The number of workers hired by the industrial and service sectors grew slightly in June as the number of COVID-19 cases fell, but year-to-date take-home pay remained in negative territory after inflation, the Directorate-General of Budget, Accounting and Statistics (DGBAS) said yesterday.
Average take-home pay rose 4.03 percent from a year earlier to NT$44,324 per month, while total wages — including overtime compensation, commission and bonuses — increased 3.59 percent to NT$53,068, data from the statistics agency showed.
The pace at which the average monthly wage has grown has exceeded 2 percent for nine straight months, reflecting improving corporate profitability, DGBAS Census Department Deputy Director Chen Hui-hsin (陳惠欣) said.
Photo: Clare Cheng, Taipei Times
Headline take-home pay in the first six months of the year climbed by a 22-year record of 3.02 percent to NT$44,262, but contracted 0.11 percent from a year earlier after an inflation rate of 3.13 percent was factored in for the period, Chen said.
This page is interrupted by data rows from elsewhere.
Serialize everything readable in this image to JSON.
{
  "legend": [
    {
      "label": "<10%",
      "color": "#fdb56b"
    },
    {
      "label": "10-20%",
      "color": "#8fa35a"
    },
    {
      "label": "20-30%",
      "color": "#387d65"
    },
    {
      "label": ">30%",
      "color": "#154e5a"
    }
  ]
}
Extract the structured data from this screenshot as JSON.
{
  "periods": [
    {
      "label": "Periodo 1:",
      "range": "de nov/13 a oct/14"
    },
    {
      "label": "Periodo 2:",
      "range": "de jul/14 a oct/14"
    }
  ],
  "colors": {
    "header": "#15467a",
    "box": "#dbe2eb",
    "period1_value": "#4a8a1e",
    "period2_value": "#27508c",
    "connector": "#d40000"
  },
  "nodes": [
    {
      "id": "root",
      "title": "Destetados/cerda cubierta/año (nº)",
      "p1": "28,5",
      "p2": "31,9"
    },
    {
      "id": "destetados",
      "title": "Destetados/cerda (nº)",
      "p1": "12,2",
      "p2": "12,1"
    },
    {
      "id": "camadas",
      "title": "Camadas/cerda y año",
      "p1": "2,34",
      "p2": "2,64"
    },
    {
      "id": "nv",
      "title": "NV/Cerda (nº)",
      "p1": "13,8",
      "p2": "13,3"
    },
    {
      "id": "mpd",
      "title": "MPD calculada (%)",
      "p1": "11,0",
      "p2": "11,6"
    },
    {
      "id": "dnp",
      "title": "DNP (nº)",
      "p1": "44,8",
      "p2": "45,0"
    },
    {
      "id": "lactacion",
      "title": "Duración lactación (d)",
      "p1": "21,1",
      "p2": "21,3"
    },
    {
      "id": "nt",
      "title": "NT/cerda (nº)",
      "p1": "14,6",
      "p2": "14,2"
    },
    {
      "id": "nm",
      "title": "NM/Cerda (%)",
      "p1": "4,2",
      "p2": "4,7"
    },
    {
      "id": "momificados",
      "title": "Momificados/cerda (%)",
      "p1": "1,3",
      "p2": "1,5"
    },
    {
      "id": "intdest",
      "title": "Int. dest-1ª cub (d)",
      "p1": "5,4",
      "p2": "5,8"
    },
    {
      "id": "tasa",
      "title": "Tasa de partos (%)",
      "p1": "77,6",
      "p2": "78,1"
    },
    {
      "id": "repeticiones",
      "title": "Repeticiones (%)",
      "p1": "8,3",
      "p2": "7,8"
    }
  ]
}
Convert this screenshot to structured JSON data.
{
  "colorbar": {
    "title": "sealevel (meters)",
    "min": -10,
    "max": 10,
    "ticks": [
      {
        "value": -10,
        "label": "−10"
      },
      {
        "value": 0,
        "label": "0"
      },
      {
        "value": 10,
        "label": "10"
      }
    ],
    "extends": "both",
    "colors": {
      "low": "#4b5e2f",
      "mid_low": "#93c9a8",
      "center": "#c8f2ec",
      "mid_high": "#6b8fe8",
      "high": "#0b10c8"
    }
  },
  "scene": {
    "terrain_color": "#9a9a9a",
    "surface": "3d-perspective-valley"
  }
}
A global economic recovery, and spiking energy and raw material prices have pushed consumer prices above 3 percent since March and wiped out real wage growth, she said.
The pace of the retreat is the second-worst recorded after 2.86 percent at the height of the global financial crisis in 2009, Chen said.
However, it has shown signs that it could be decelerating, as it dropped 0.2 percent from a month earlier after international crude prices lost some momentum amid rising economic uncertainty, she added.
Altogether, Taiwan has witnessed nine periods of negative wage growth in the past 21 years, Chen said.
While inflation ate away at wages, the latest payroll data showed that the job market is gradually emerging from the COVID-19 pandemic, she said.
The accession rate — the number of new employees added to payrolls — was 2.34 percent, rising 0.18 percentage points from a month earlier as businesses regained some confidence, the DGBAS said.
The exit rate rose 0.06 percentage points to 2.33 percent.
The number of workers expanded by 1,000, or 0.01 percent, to 8.14 million. The increase came as daily COVID-19 cases declined, enabling retailers and wholesale operators to hire 3,000 more staffers, the agency said.
However, restaurants and hotels shed 5,000 staff in June, slowing from 10,000 in May, Chen said.
Manufacturing sectors hired 8,000 more workers, with suppliers of electronic components accounting for 3,000 of them, the DGBAS said.
The employment figures for last month are expected to improve further, as the government introduced a new travel subsidy to shore up domestic tourism and consumer spending as a whole, it said.